The response of diatoms to increasing pCO2 is not straightforward
(e.g., Boyd et al., 2015), with some studies implying that large diatoms may
be more successful in future climate scenarios (e.g., Tortell et al., 2008;
Flynn et al., 2012), although changes in nutrient and light availability (via
stronger stratification) may prevent a permanent switch in phytoplankton
community structure (Bopp et al., 2005). The carbonate chemistry system is complex,
as biological activity also impacts the concentration of each of the
components. Organic matter production reduces total dissolved inorganic
carbon (CT), and hence pCO2 via photosynthesis, and
increases alkalinity (AT) through nutrient uptake, while
subsequent respiration and remineralization of organic matter has the
opposite impact. The simultaneous actions of biological and physical
processes result in seasonal and localized changes in the carbonate system,
which are often difficult to decouple.
In our study, there was no significant correlation between E. huxleyi and Ωcalcite (Pearson's product moment = 0.093).

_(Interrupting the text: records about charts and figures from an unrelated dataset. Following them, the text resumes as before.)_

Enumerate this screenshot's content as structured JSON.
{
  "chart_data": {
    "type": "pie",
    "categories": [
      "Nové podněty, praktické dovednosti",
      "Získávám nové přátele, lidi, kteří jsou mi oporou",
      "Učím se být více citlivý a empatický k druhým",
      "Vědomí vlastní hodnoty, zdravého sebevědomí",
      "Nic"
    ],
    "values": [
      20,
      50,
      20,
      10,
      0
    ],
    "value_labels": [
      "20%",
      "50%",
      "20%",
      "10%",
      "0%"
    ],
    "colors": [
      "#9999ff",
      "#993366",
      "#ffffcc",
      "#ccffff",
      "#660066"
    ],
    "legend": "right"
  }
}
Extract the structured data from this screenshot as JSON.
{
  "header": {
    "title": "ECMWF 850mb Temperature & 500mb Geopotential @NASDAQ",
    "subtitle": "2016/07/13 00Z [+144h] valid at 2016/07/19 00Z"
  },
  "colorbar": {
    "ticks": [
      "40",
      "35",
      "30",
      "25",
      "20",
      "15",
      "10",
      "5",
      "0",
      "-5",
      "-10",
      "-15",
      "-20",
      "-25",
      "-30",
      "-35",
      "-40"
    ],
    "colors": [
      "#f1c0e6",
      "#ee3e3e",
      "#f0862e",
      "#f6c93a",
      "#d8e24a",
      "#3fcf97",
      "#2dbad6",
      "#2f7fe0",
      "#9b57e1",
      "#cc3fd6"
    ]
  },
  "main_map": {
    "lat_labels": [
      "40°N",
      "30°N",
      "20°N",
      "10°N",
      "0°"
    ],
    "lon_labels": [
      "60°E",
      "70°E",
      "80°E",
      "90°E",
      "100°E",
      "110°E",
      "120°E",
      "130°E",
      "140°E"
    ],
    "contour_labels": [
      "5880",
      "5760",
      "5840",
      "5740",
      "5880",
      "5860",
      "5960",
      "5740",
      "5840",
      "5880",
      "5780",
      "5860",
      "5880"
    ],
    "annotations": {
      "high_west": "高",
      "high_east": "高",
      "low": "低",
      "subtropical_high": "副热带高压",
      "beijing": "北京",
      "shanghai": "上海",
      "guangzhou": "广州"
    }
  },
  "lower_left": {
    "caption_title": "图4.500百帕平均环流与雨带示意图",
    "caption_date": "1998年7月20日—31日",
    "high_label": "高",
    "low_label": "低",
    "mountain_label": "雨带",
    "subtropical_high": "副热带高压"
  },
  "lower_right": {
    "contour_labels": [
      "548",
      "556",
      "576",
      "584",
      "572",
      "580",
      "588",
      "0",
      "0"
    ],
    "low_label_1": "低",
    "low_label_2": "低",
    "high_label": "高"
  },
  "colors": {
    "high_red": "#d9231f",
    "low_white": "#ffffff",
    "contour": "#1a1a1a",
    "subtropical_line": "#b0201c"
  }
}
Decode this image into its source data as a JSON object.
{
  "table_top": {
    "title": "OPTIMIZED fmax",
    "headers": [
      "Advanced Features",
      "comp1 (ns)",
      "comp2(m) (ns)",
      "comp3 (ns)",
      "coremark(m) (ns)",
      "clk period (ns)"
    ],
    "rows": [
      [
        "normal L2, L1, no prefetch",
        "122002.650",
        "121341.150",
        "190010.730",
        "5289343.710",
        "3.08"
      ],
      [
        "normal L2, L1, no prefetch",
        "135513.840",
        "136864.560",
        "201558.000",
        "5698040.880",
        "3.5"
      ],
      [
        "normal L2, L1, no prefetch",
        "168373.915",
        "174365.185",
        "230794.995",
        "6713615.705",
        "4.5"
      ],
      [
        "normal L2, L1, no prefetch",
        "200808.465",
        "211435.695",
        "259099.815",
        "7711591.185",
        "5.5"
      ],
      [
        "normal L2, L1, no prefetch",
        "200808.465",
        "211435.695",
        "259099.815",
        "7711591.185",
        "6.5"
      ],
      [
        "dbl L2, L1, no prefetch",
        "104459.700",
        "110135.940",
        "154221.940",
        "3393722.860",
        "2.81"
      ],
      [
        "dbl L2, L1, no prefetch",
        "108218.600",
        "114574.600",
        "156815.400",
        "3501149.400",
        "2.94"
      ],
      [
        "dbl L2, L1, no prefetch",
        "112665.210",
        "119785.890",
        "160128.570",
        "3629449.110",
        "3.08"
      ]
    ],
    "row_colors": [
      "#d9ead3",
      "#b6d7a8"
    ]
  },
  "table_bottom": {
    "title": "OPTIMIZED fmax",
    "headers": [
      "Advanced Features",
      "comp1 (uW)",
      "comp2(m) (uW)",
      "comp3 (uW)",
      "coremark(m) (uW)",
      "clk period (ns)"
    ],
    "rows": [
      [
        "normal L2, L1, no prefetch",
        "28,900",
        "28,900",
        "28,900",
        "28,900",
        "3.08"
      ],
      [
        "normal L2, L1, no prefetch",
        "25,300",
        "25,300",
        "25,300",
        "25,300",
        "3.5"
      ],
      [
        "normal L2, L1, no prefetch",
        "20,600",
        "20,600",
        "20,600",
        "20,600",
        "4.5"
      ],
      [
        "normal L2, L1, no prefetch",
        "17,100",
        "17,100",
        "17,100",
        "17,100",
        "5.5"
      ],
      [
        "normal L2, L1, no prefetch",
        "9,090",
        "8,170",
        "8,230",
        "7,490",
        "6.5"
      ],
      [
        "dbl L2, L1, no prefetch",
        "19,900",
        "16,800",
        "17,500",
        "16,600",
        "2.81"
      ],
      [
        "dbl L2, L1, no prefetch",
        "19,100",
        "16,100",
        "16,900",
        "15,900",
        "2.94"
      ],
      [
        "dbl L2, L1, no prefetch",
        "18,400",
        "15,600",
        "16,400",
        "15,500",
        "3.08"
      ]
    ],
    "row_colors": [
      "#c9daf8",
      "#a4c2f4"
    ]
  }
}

However, the waters of the GCB remained oversaturated (Ωcalcite > 2) throughout, and the relationship between
coccolithophores, calcification, and carbonate chemistry is now recognized as
being complex and nonlinear (e.g., Beaufort et al., 2011; Smith et al.,
2012; Poulton et al., 2014; Rivero-Calle et al., 2015; Bach et al., 2015;
Charalampopoulou et al., 2016; Marañón et al., 2016). Hence,
significant gaps remain in our understanding of the in situ
coccolithophore response to increasing pCO2, reduced pH, or decreasing
Ωcalcite. Notably, a significant positive correlation between
Pseudo-nitzschia spp. and Ωcalcite also existed
(Pearson's product moment correlation = 0.5924, p<0.01, n=19)
across the GCB despite there being no presently known detrimental effect on
diatoms with low saturation states. However, due to the tight coupling of
temperature and Ωcalcite (and Pseudo-nitzschia spp. and
temperature), the correlation is more likely to be temperature driven.